Dans le bouge qu’emplit l’essaim insupportable
xxxxDes mouches bourdonnant dans un chaud rayon d’Août…
François Coppée.


Il y a cinq ans, — déjà cinq ans ! — qu’elle se morfond ici, à la brasserie « Gambrinus » dans le flux des éclats de rire gouailleurs, des paroles bruyantes, des jurons se noyant au fond des verres où une bière grasse, pâteuse, stagne sans reflets.

Lasse, les yeux morts, cernés, battus, au milieu d’un visage froidement beau, aux lignes correctes, la taille avachie, aux seins trop larges et s’affaissant dans une fatigue générale, elle glisse, inconsciente, avec un ennui de vivre dans tous ses mouvements, entre les bancs et les tables de bois, où la foule gueule…

Un ennui de vivre de cette vie sans but, de cette existence d’où les illusions, — si grandes autrefois ! — se sont évanouies, éclipsées à jamais, où le passé, — un passé qui n’est qu’un long regret, — miroite seul dans un ciel clair, serein, gros de bonheur, où l’avenir n’existe pas, parce qu’il n’est qu’une répétition fatale, uniformément la même de ce présent qui ne lui tient pas au cœur.

La vie bête, la vie sale !


De son enfance il ne lui reste qu’un souvenir vague, indécis, sans contours bien nets, et qui semble avoir passé sur elle comme un souffle léger et transparent : des baisers de mère, — de ces gros baisers bien sonnants, — les courses folles à travers champs, à travers bois, coiffée d’églantines blanches, — toutes blanches, — et vêtue de mousseline rose, — toute rose ; les étonnements d’enfant en présence de la grande nature, quand les yeux, plus que l’esprit, interrogent un inconnu, un pourquoi, une fleur, un insecte, une libellule ou une coccinelle, quand la bouche est brûlée du désir constant d’embrasser toutes choses, parce que c’est beau !… parce que c’est gentil !…

Puis, plus rien…


À cette courte journée d’été avait succédé la nuit noire, éternelle, le chaos funèbre, aux couleurs sombres, l’abîme profond où la pensée se perd, tremblante d’horreur et de dégoût.

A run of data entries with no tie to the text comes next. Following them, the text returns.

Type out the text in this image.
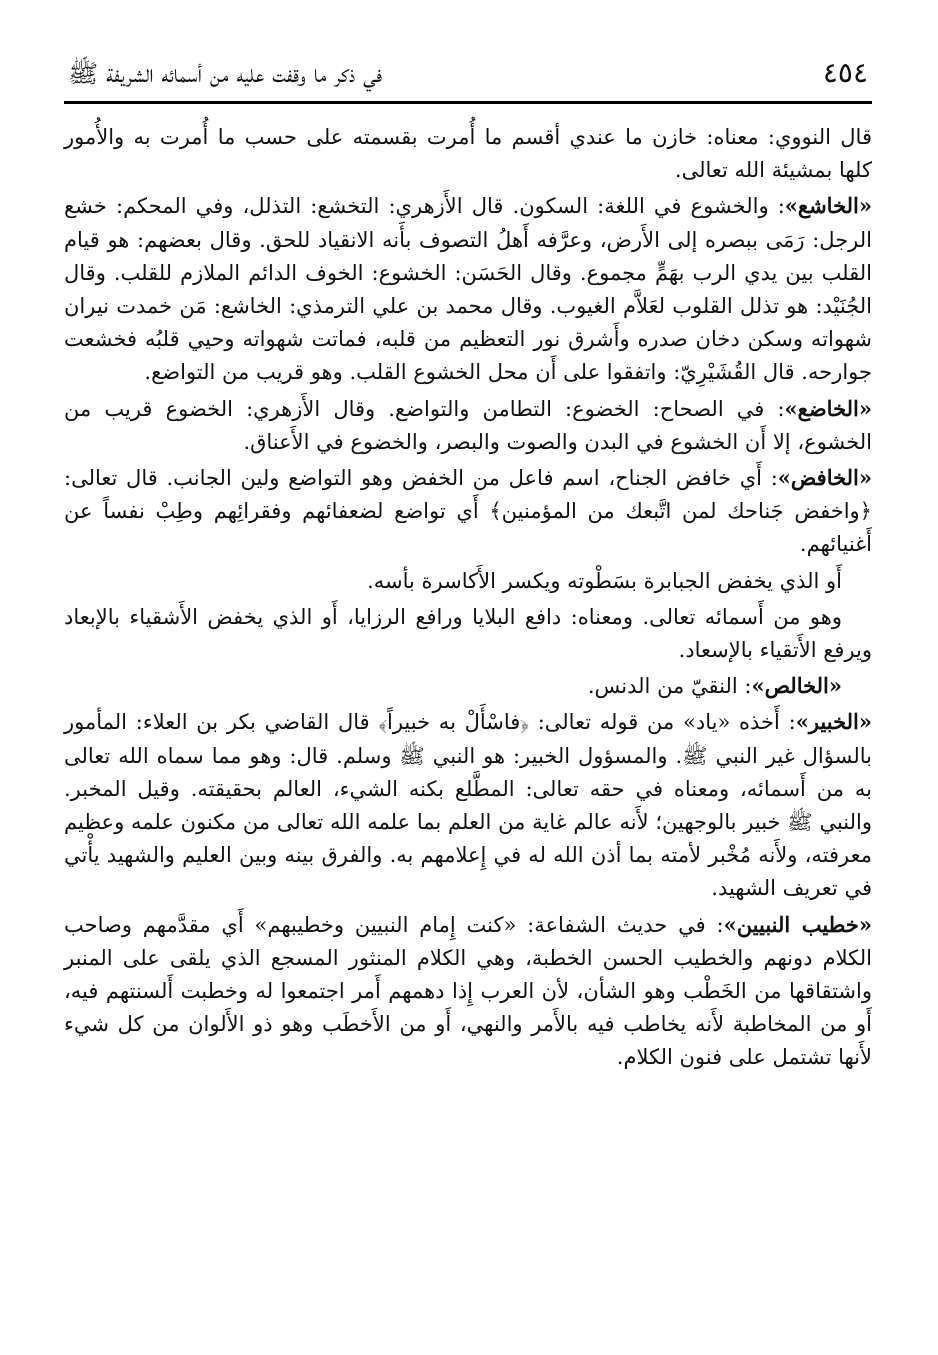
٤٥٤
في ذكر ما وقفت عليه من أسمائه الشريفة ﷺ

قال النووي: معناه: خازن ما عندي أقسم ما أُمرت بقسمته على حسب ما أُمرت به والأُمور كلها بمشيئة الله تعالى.

«الخاشع»: والخشوع في اللغة: السكون. قال الأَزهري: التخشع: التذلل، وفي المحكم: خشع الرجل: رَمَى ببصره إلى الأَرض، وعرَّفه أَهلُ التصوف بأَنه الانقياد للحق. وقال بعضهم: هو قيام القلب بين يدي الرب بهَمٍّ مجموع. وقال الحَسَن: الخشوع: الخوف الدائم الملازم للقلب. وقال الجُنَيْد: هو تذلل القلوب لعَلاَّم الغيوب. وقال محمد بن علي الترمذي: الخاشع: مَن خمدت نيران شهواته وسكن دخان صدره وأَشرق نور التعظيم من قلبه، فماتت شهواته وحيي قلبُه فخشعت جوارحه. قال القُشَيْرِيّ: واتفقوا على أَن محل الخشوع القلب. وهو قريب من التواضع.

«الخاضع»: في الصحاح: الخضوع: التطامن والتواضع. وقال الأَزهري: الخضوع قريب من الخشوع، إلا أَن الخشوع في البدن والصوت والبصر، والخضوع في الأَعناق.

«الخافض»: أَي خافض الجناح، اسم فاعل من الخفض وهو التواضع ولين الجانب. قال تعالى: ﴿واخفض جَناحك لمن اتَّبعك من المؤمنين﴾ أَي تواضع لضعفائهم وفقرائِهم وطِبْ نفساً عن أَغنيائهم.

أَو الذي يخفض الجبابرة بسَطْوته ويكسر الأَكاسرة بأسه.

وهو من أَسمائه تعالى. ومعناه: دافع البلايا ورافع الرزايا، أَو الذي يخفض الأَشقياء بالإبعاد ويرفع الأَتقياء بالإسعاد.

«الخالص»: النقيّ من الدنس.

«الخبير»: أَخذه «ياد» من قوله تعالى: ﴿فاسْأَلْ به خبيراً﴾ قال القاضي بكر بن العلاء: المأمور بالسؤال غير النبي ﷺ. والمسؤول الخبير: هو النبي ﷺ وسلم. قال: وهو مما سماه الله تعالى به من أَسمائه، ومعناه في حقه تعالى: المطَّلع بكنه الشيء، العالم بحقيقته. وقيل المخبر. والنبي ﷺ خبير بالوجهين؛ لأَنه عالم غاية من العلم بما علمه الله تعالى من مكنون علمه وعظيم معرفته، ولأَنه مُخْبر لأمته بما أذن الله له في إِعلامهم به. والفرق بينه وبين العليم والشهيد يأْتي في تعريف الشهيد.

«خطيب النبيين»: في حديث الشفاعة: «كنت إِمام النبيين وخطيبهم» أَي مقدَّمهم وصاحب الكلام دونهم والخطيب الحسن الخطبة، وهي الكلام المنثور المسجع الذي يلقى على المنبر واشتقاقها من الخَطْب وهو الشأن، لأن العرب إِذا دهمهم أَمر اجتمعوا له وخطبت أَلسنتهم فيه، أَو من المخاطبة لأَنه يخاطب فيه بالأَمر والنهي، أَو من الأَخطَب وهو ذو الأَلوان من كل شيء لأَنها تشتمل على فنون الكلام.
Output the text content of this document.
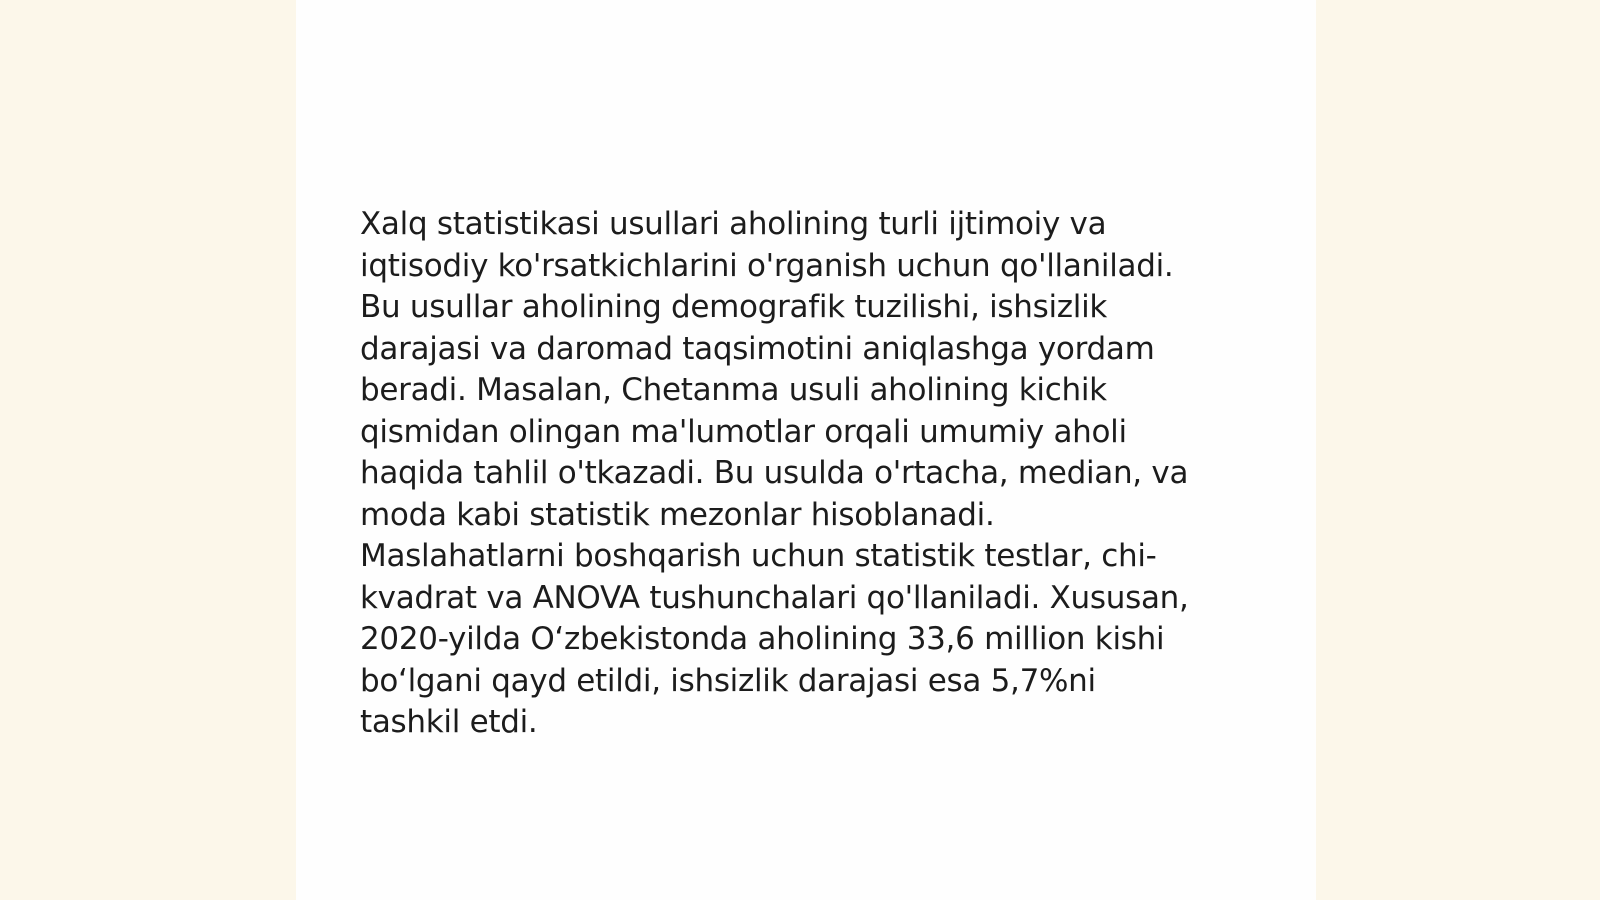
Xalq statistikasi usullari aholining turli ijtimoiy va
iqtisodiy ko'rsatkichlarini o'rganish uchun qo'llaniladi.
Bu usullar aholining demografik tuzilishi, ishsizlik
darajasi va daromad taqsimotini aniqlashga yordam
beradi. Masalan, Chetanma usuli aholining kichik
qismidan olingan ma'lumotlar orqali umumiy aholi
haqida tahlil o'tkazadi. Bu usulda o'rtacha, median, va
moda kabi statistik mezonlar hisoblanadi.
Maslahatlarni boshqarish uchun statistik testlar, chi-
kvadrat va ANOVA tushunchalari qo'llaniladi. Xususan,
2020-yilda O‘zbekistonda aholining 33,6 million kishi
bo‘lgani qayd etildi, ishsizlik darajasi esa 5,7%ni
tashkil etdi.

C’avait été par une belle matinée de printemps qu’elle avait connu les griseries de l’amour, — mais des griseries furieuses, bestiales, des griseries charnelles.

En pleins champs. Une chaleur de plomb accablante. Le grésillement des insectes tintait pareil aux craquements d’une tôle chauffée à blanc. Aucun souffle n’agitait les feuilles qui semblaient engourdies dans cette moiteur de fournaise.

Ils s’étaient égarés, tous deux, sans savoir comment. Ils se tenaient le bras ; leurs mains se touchaient, — des mains chaudes, flasques.

Ils ne se parlaient que par monosyllabes, trop las, comme engourdis, sans force.

Puis, tout à coup, il lui avait murmuré, à voix basse, la bouche tout près de sa nuque :

— « Ce serait si bon de s’aimer !… si bon !… »

Et, comme elle avait ri, ne comprenant pas ce qu’il voulait dire, il lui avait collé les lèvres sur les siennes, follement, avec furie, avec rage .........................

Aucune larme ne lui était monté aux yeux : elle était comme abêtie, l’esprit vide, le corps moulu.

Et, depuis ce jour, elle s’était sentie à chaque instant jetée dans des crises de désespérée avec des envies de mordre, d’écraser, de tuer qui, après, la brisaient, la laissaient sans force, plusieurs heures durant.

Elle ne se reconnaissait plus : sa pensée faible ne recevait pour ainsi dire plus les sensations extérieures et elle s’imaginait parfois que la vie s’échappait lentement de son être où un feu incessant brûlait, rongeant ses chairs.

La nuit, son agitation croissait : une sueur moite lui collait à la peau, en grosses gouttes ; les yeux hagards, la gorge sèche, elle mordillait la toile de son oreiller avec des sanglots étouffés ; ses mains se crispaient et ses bras nerveux, cherchaient dans l’ombre fuligineuse un corps à étreindre, follement…

Et elle murmurait, comme si elle se fût adressée à un être invisible, avec des mots coupés, étouffés par le bâillon de linge qu’elle ne cessait de mordre rageusement :

— « Prends-moi !… oh ! je t’en prie, encore… encore !… Prends-moi !… »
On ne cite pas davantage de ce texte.